The ending of the story does not portray a rosy picture of the mother’s attempt to build an alternative reality. For Lessing, being a mother and a subject does not lead to a feminist utopia; instead it ends with the collapse of the family and the disillusionment of the mother. Harriet manages to bring Ben up but she is powerless in building up a family that will respect him. As he spends less and less time at home and refuses to take nurturing from her, she feels helpless and frustrated. Finally she finds the balance of her life by allowing Ben to drift with the teen thugs. In this way, she fails to be a responsible mother to Ben; at the same time, she is positioned in the “bad mother” paradigm to the other four children. She also suffers strong criticism from relatives and friends and is condemned as the destroyer of the family. Realizing that she is made a scapegoat, she expresses her anger, “I have been blamed for Ben even since he was born. I feel like a criminal. I have always been made to feel like a criminal.”

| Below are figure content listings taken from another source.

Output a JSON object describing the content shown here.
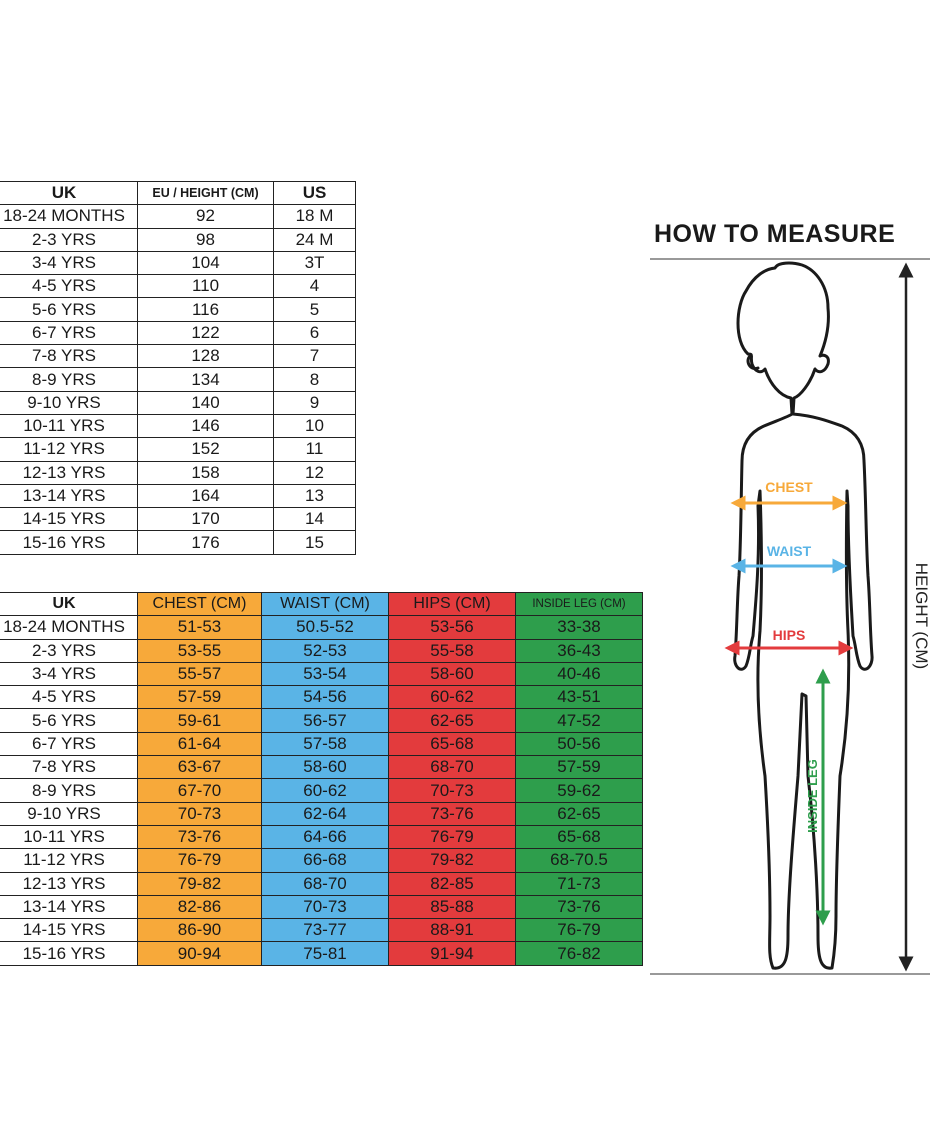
{
  "size_table": {
    "headers": [
      "UK",
      "EU / HEIGHT (CM)",
      "US"
    ],
    "rows": [
      [
        "18-24 MONTHS",
        "92",
        "18 M"
      ],
      [
        "2-3 YRS",
        "98",
        "24 M"
      ],
      [
        "3-4 YRS",
        "104",
        "3T"
      ],
      [
        "4-5 YRS",
        "110",
        "4"
      ],
      [
        "5-6 YRS",
        "116",
        "5"
      ],
      [
        "6-7 YRS",
        "122",
        "6"
      ],
      [
        "7-8 YRS",
        "128",
        "7"
      ],
      [
        "8-9 YRS",
        "134",
        "8"
      ],
      [
        "9-10 YRS",
        "140",
        "9"
      ],
      [
        "10-11 YRS",
        "146",
        "10"
      ],
      [
        "11-12 YRS",
        "152",
        "11"
      ],
      [
        "12-13 YRS",
        "158",
        "12"
      ],
      [
        "13-14 YRS",
        "164",
        "13"
      ],
      [
        "14-15 YRS",
        "170",
        "14"
      ],
      [
        "15-16 YRS",
        "176",
        "15"
      ]
    ]
  },
  "measure_table": {
    "headers": [
      "UK",
      "CHEST (CM)",
      "WAIST (CM)",
      "HIPS (CM)",
      "INSIDE LEG (CM)"
    ],
    "rows": [
      [
        "18-24 MONTHS",
        "51-53",
        "50.5-52",
        "53-56",
        "33-38"
      ],
      [
        "2-3 YRS",
        "53-55",
        "52-53",
        "55-58",
        "36-43"
      ],
      [
        "3-4 YRS",
        "55-57",
        "53-54",
        "58-60",
        "40-46"
      ],
      [
        "4-5 YRS",
        "57-59",
        "54-56",
        "60-62",
        "43-51"
      ],
      [
        "5-6 YRS",
        "59-61",
        "56-57",
        "62-65",
        "47-52"
      ],
      [
        "6-7 YRS",
        "61-64",
        "57-58",
        "65-68",
        "50-56"
      ],
      [
        "7-8 YRS",
        "63-67",
        "58-60",
        "68-70",
        "57-59"
      ],
      [
        "8-9 YRS",
        "67-70",
        "60-62",
        "70-73",
        "59-62"
      ],
      [
        "9-10 YRS",
        "70-73",
        "62-64",
        "73-76",
        "62-65"
      ],
      [
        "10-11 YRS",
        "73-76",
        "64-66",
        "76-79",
        "65-68"
      ],
      [
        "11-12 YRS",
        "76-79",
        "66-68",
        "79-82",
        "68-70.5"
      ],
      [
        "12-13 YRS",
        "79-82",
        "68-70",
        "82-85",
        "71-73"
      ],
      [
        "13-14 YRS",
        "82-86",
        "70-73",
        "85-88",
        "73-76"
      ],
      [
        "14-15 YRS",
        "86-90",
        "73-77",
        "88-91",
        "76-79"
      ],
      [
        "15-16 YRS",
        "90-94",
        "75-81",
        "91-94",
        "76-82"
      ]
    ]
  },
  "how_to_measure": {
    "title": "HOW TO MEASURE",
    "chest_label": "CHEST",
    "waist_label": "WAIST",
    "hips_label": "HIPS",
    "inside_leg_label": "INSIDE LEG",
    "height_label": "HEIGHT (CM)"
  },
  "colors": {
    "chest": "#f7a93a",
    "waist": "#5ab4e6",
    "hips": "#e33b3d",
    "inside_leg": "#2e9e4c"
  }
}
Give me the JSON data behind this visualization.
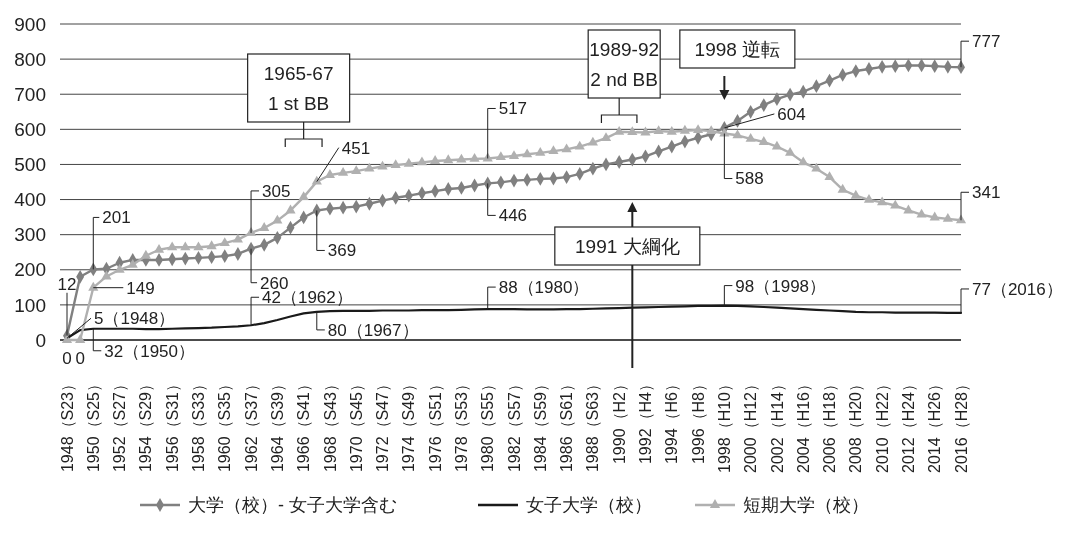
{
  "chart_data": {
    "type": "line",
    "categories": [
      "1948（S23）",
      null,
      "1950（S25）",
      null,
      "1952（S27）",
      null,
      "1954（S29）",
      null,
      "1956（S31）",
      null,
      "1958（S33）",
      null,
      "1960（S35）",
      null,
      "1962（S37）",
      null,
      "1964（S39）",
      null,
      "1966（S41）",
      null,
      "1968（S43）",
      null,
      "1970（S45）",
      null,
      "1972（S47）",
      null,
      "1974（S49）",
      null,
      "1976（S51）",
      null,
      "1978（S53）",
      null,
      "1980（S55）",
      null,
      "1982（S57）",
      null,
      "1984（S59）",
      null,
      "1986（S61）",
      null,
      "1988（S63）",
      null,
      "1990（H2）",
      null,
      "1992（H4）",
      null,
      "1994（H6）",
      null,
      "1996（H8）",
      null,
      "1998（H10）",
      null,
      "2000（H12）",
      null,
      "2002（H14）",
      null,
      "2004（H16）",
      null,
      "2006（H18）",
      null,
      "2008（H20）",
      null,
      "2010（H22）",
      null,
      "2012（H24）",
      null,
      "2014（H26）",
      null,
      "2016（H28）"
    ],
    "series": [
      {
        "name": "大学（校）- 女子大学含む",
        "color": "#808080",
        "marker": "diamond",
        "values": [
          12,
          180,
          201,
          203,
          220,
          228,
          228,
          228,
          230,
          232,
          234,
          236,
          239,
          245,
          260,
          271,
          291,
          320,
          349,
          369,
          374,
          377,
          380,
          388,
          397,
          405,
          411,
          418,
          424,
          430,
          433,
          440,
          446,
          449,
          454,
          456,
          459,
          460,
          464,
          473,
          488,
          500,
          507,
          514,
          523,
          537,
          551,
          565,
          576,
          586,
          604,
          624,
          650,
          669,
          686,
          699,
          707,
          723,
          739,
          755,
          766,
          772,
          778,
          780,
          782,
          782,
          780,
          778,
          777
        ],
        "value_labels": [
          "12",
          null,
          "201",
          null,
          null,
          null,
          null,
          null,
          null,
          null,
          null,
          null,
          null,
          null,
          "260",
          null,
          null,
          null,
          null,
          "369",
          null,
          null,
          null,
          null,
          null,
          null,
          null,
          null,
          null,
          null,
          null,
          null,
          "446",
          null,
          null,
          null,
          null,
          null,
          null,
          null,
          null,
          null,
          null,
          null,
          null,
          null,
          null,
          null,
          null,
          null,
          "604",
          null,
          null,
          null,
          null,
          null,
          null,
          null,
          null,
          null,
          null,
          null,
          null,
          null,
          null,
          null,
          null,
          null,
          "777"
        ]
      },
      {
        "name": "女子大学（校）",
        "color": "#1a1a1a",
        "marker": "none",
        "values": [
          5,
          28,
          32,
          32,
          32,
          32,
          31,
          31,
          32,
          33,
          34,
          35,
          37,
          39,
          42,
          48,
          57,
          67,
          76,
          80,
          82,
          83,
          83,
          83,
          84,
          84,
          84,
          85,
          85,
          85,
          86,
          87,
          88,
          88,
          88,
          87,
          87,
          87,
          88,
          88,
          89,
          90,
          91,
          92,
          93,
          94,
          95,
          96,
          97,
          97,
          98,
          97,
          96,
          94,
          92,
          90,
          88,
          86,
          84,
          82,
          80,
          79,
          79,
          78,
          78,
          78,
          78,
          77,
          77
        ],
        "value_labels": [
          "5（1948）",
          null,
          "32（1950）",
          null,
          null,
          null,
          null,
          null,
          null,
          null,
          null,
          null,
          null,
          null,
          "42（1962）",
          null,
          null,
          null,
          null,
          "80（1967）",
          null,
          null,
          null,
          null,
          null,
          null,
          null,
          null,
          null,
          null,
          null,
          null,
          "88（1980）",
          null,
          null,
          null,
          null,
          null,
          null,
          null,
          null,
          null,
          null,
          null,
          null,
          null,
          null,
          null,
          null,
          null,
          "98（1998）",
          null,
          null,
          null,
          null,
          null,
          null,
          null,
          null,
          null,
          null,
          null,
          null,
          null,
          null,
          null,
          null,
          null,
          "77（2016）"
        ]
      },
      {
        "name": "短期大学（校）",
        "color": "#b0b0b0",
        "marker": "triangle",
        "values": [
          0,
          0,
          149,
          181,
          200,
          214,
          240,
          257,
          264,
          264,
          264,
          267,
          276,
          286,
          305,
          319,
          340,
          369,
          407,
          451,
          470,
          476,
          481,
          488,
          494,
          498,
          502,
          506,
          510,
          512,
          514,
          516,
          517,
          521,
          524,
          529,
          533,
          538,
          543,
          551,
          562,
          575,
          593,
          592,
          591,
          595,
          593,
          596,
          598,
          595,
          588,
          583,
          573,
          564,
          551,
          533,
          506,
          488,
          464,
          428,
          411,
          399,
          392,
          383,
          369,
          357,
          349,
          345,
          341
        ],
        "value_labels": [
          "0",
          "0",
          "149",
          null,
          null,
          null,
          null,
          null,
          null,
          null,
          null,
          null,
          null,
          null,
          "305",
          null,
          null,
          null,
          null,
          "451",
          null,
          null,
          null,
          null,
          null,
          null,
          null,
          null,
          null,
          null,
          null,
          null,
          "517",
          null,
          null,
          null,
          null,
          null,
          null,
          null,
          null,
          null,
          null,
          null,
          null,
          null,
          null,
          null,
          null,
          null,
          "588",
          null,
          null,
          null,
          null,
          null,
          null,
          null,
          null,
          null,
          null,
          null,
          null,
          null,
          null,
          null,
          null,
          null,
          "341"
        ]
      }
    ],
    "ylim": [
      0,
      900
    ],
    "yticks": [
      0,
      100,
      200,
      300,
      400,
      500,
      600,
      700,
      800,
      900
    ],
    "grid": "y",
    "legend": "bottom",
    "annotations": [
      "1965-67\n1 st BB",
      "1989-92\n2 nd BB",
      "1998 逆転",
      "1991 大綱化"
    ]
  }
}
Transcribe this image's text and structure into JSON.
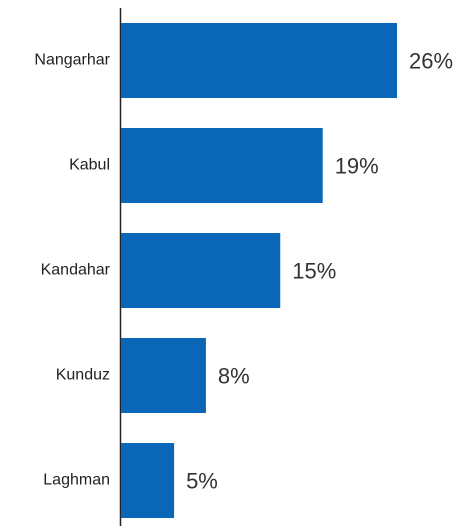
{
  "chart_data": {
    "type": "bar",
    "orientation": "horizontal",
    "categories": [
      "Nangarhar",
      "Kabul",
      "Kandahar",
      "Kunduz",
      "Laghman"
    ],
    "values": [
      26,
      19,
      15,
      8,
      5
    ],
    "value_labels": [
      "26%",
      "19%",
      "15%",
      "8%",
      "5%"
    ],
    "color": "#0a66b7"
  }
}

As the story ends, the mother feels confused and disillusioned as she is trapped in a dilemma. She has aged so greatly that hardly anyone recognizes her. Here Lessing shows the limitations of the female subject in constructing an identity through motherhood. Harriet’s final disillusionment seems to suggest that an over reliance on motherhood is what prevents the construction of a multiple and dynamic female identity. In other words, only when women stop to take advantage of their reproductive body and find their value outside the role of mother can they construct a real identity.